One by one they fell: “Spectrum” (our office file server) was repeatedly bashed and thrown onto the hard floor of our office until bits of plastic and metal came flying off from its horribly twisted case. “Judy” (backup and utility server), “Elroy” (our old production web server), and “Astro” (the production database server) had their disk drives ripped out, cards scavenged, then were mutilated and chucked into a dumpster parked behind our building.

And then there’s Goddard (our old test database server)…It’s probably best not to even talk about the things we did to him before the twisted bits that remained joined the bodies of Judy, Elroy, and Astro in the dumpster.

I feel really weird about all of this because in a big way, there was nothing wrong with those servers. They were all working absolutely fine when we sent them to that big shiny server rack in the sky. It’s just that their technology was getting too old, and it became possible to economically build new servers to replace them which offered twice the performance, were far quieter, and consumed less energy. We tried to find a nice retirement home to shove them off to via Craigslist and Facebook, but to no avail–they were heavy and cumbersome to ship, their technology was too specialized and dated to be worth selling, and nobody volunteered to adopt them before the time came for them to be put down.

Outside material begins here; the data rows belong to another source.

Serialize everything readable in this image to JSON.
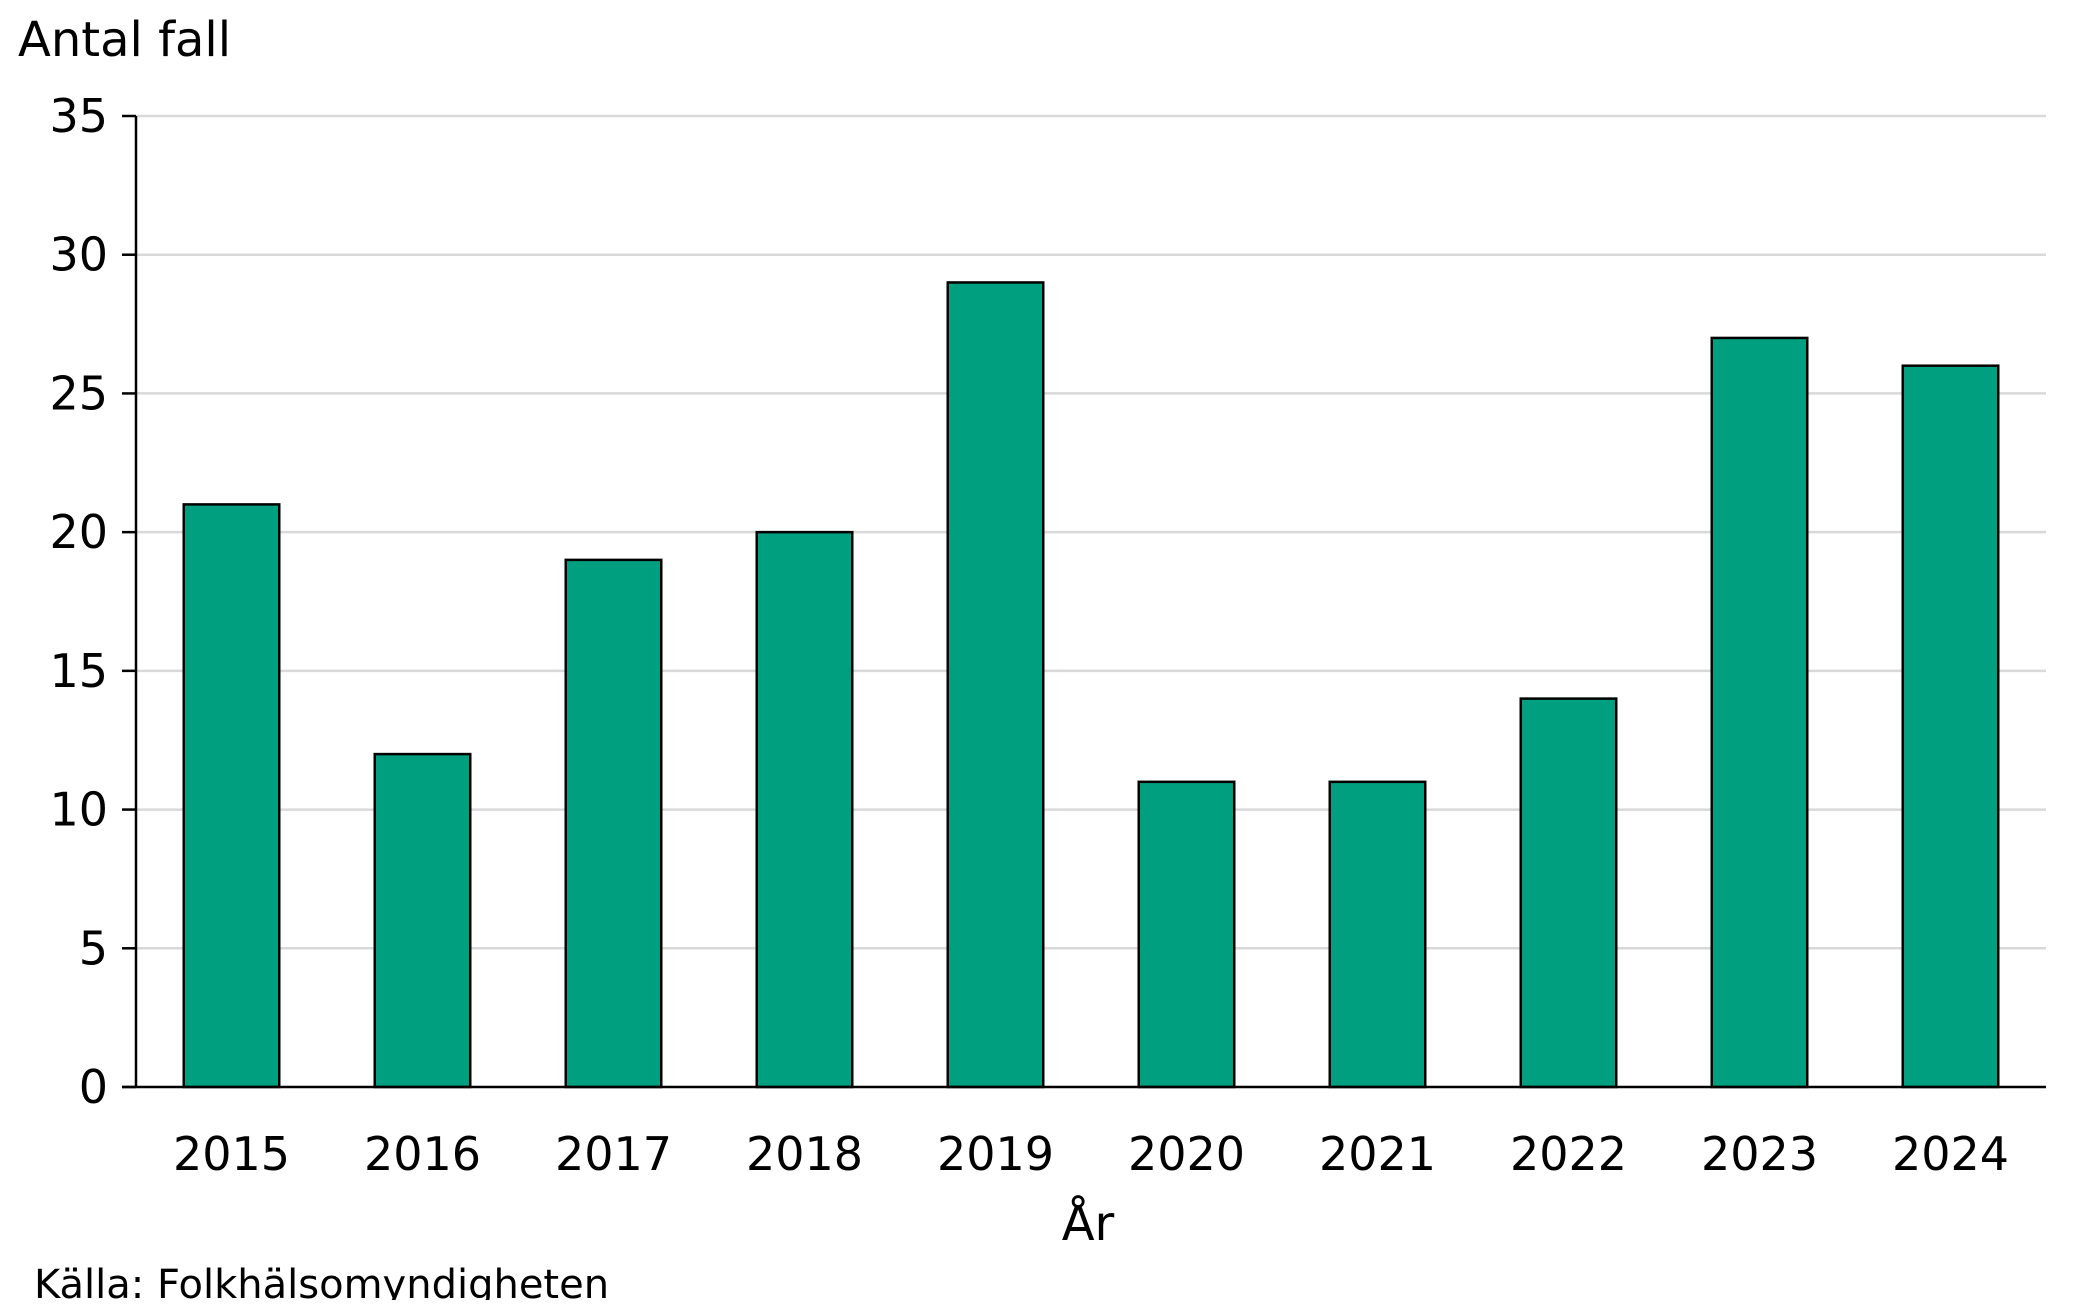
{
  "chart_data": {
    "type": "bar",
    "categories": [
      "2015",
      "2016",
      "2017",
      "2018",
      "2019",
      "2020",
      "2021",
      "2022",
      "2023",
      "2024"
    ],
    "values": [
      21,
      12,
      19,
      20,
      29,
      11,
      11,
      14,
      27,
      26
    ],
    "ylabel": "Antal fall",
    "xlabel": "År",
    "ylim": [
      0,
      35
    ],
    "yticks": [
      0,
      5,
      10,
      15,
      20,
      25,
      30,
      35
    ],
    "grid": "horizontal",
    "legend": "none",
    "bar_color": "#009F7F",
    "bar_edge_color": "#000000",
    "grid_color": "#D9D9D9"
  },
  "source_note": "Källa: Folkhälsomyndigheten"
}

So, after months of planning, machine construction, and staggered software installs to reconfigure all our interrelated sites and services to use the new machines, it became time for the old servers to be, well,  creatively destroyed (at least, as creatively as we could be without the use of explosives!)

So long, fellas. I’ll sort of miss you when I browse my Network Neighborhood and don’t see your names there. At times like that, I’m sure I’ll think of the fun times and the pain we had together, and get all nostalgic for a second or two (except Judy–we never really bonded for some reason).

But rest assured:  if we’re doing our job right, the day will come before too long, when your replacements will be blinking their little LEDs nervously as we assemble the machine that will replace them.